The loan may not be enough for Akinbolaji, who turns 60 in September and wonders if she should try to sell her business.
“I need an assistant, and I can’t afford it. And I need help with my website and someone to maintain it, which I can’t do myself,” she said.
In line with the efforts of the Brooklyn Chamber, the Adams plan includes a new $75 million Small Business Opportunity Fund, providing loans to start-up and long-time businesses, including the many BIPOCs and immigrant entrepreneurs who n have not received federal financial assistance during the pandemic.
Even businesses that have received help say the city can do more. Feinberg says his New York embroidery studio could take giant leaps forward if the city required that a certain percentage of PPE purchased by local hospitals and other institutions be made in the city. Positions at her company pay an average of $20 an hour, even though she automates her operation.
“We are building a sustainable supply chain,” she said. “We really want to reinvest in manufacturing rather than just buying it from China.”
The Adams plan promises more help for businesses like his. Claiming that more consumers want locally made products, the administration promises a new vertical manufacturing building at Brooklyn Navy Yard and similar spaces at Bush Terminal and Brooklyn Army Terminal, both in Sunset Park.
Since October 1, the LaGuardia Small Business Center says it has received more than 130 requests for help from startups, a 50% increase from the previous year. And Newbert says many entrepreneurs who come to Baruch are often trying to start businesses that will take advantage of changes the pandemic has brought to the economy, such as remote working.
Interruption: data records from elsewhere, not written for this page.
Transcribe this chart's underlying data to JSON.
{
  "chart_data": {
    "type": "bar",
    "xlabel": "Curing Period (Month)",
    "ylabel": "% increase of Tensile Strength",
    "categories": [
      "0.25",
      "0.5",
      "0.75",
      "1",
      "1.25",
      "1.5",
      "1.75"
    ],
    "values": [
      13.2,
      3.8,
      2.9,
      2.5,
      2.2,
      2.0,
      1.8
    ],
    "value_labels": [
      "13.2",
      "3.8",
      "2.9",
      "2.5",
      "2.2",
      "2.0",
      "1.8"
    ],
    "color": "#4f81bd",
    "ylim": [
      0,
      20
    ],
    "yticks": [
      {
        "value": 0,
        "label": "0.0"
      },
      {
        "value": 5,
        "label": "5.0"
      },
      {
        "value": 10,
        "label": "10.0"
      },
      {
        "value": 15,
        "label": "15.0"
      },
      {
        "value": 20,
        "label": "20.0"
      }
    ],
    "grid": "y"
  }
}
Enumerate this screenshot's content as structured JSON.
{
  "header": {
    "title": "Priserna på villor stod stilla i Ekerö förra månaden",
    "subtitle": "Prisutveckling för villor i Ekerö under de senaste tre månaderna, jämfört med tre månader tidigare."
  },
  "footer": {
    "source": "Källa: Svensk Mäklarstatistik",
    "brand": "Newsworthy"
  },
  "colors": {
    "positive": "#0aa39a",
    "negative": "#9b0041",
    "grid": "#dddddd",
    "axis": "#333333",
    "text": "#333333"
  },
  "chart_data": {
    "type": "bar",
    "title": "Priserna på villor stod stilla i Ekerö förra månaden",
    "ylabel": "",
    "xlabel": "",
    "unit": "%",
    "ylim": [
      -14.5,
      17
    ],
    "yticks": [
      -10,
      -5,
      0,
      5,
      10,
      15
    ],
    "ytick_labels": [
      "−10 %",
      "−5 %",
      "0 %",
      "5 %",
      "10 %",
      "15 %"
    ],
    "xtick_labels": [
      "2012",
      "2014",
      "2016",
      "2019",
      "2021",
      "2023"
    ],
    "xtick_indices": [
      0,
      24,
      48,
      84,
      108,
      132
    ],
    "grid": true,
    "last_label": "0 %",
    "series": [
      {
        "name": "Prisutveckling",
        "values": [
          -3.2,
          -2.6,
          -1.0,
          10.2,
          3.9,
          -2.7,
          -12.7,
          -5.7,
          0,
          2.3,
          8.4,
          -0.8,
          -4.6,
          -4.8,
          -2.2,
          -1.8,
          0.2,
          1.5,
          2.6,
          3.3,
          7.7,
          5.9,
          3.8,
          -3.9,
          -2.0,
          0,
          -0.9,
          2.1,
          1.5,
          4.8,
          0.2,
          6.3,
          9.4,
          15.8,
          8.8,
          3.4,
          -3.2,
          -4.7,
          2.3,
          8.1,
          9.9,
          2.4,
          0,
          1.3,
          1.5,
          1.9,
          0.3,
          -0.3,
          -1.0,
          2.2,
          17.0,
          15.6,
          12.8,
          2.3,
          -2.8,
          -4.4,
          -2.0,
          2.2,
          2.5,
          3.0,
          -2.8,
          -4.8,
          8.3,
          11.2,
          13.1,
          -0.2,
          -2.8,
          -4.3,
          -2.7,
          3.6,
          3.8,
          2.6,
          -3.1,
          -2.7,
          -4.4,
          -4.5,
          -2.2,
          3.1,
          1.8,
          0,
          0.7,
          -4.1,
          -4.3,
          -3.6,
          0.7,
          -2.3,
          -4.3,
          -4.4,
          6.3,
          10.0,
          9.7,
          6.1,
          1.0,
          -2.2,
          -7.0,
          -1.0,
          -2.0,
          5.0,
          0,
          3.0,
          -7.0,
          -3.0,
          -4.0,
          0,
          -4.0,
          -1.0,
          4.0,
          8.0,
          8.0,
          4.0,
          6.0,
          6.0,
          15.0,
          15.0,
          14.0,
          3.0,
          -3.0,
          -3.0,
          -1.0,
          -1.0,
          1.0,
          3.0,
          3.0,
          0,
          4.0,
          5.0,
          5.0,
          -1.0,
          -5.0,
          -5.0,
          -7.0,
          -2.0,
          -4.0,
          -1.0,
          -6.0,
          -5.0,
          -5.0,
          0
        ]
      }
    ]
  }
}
The Manhattan Chamber of Commerce says it is seeing the same phenomenon and just received an $800,000 grant from Rep. Carolyn Maloney to research retail vacancies in the borough and see how to help entrepreneurs grow to occupy these spaces.
In its plan, the Adams administration announced new support for business improvement districts and merchant associations aimed at bringing help closer to businesses that need it.
City Hall also embraced a program launched by the Partnership for New York City in September 2020 that embedded experts in the five borough chambers of commerce, who then traveled to neighborhoods to help small businesses there.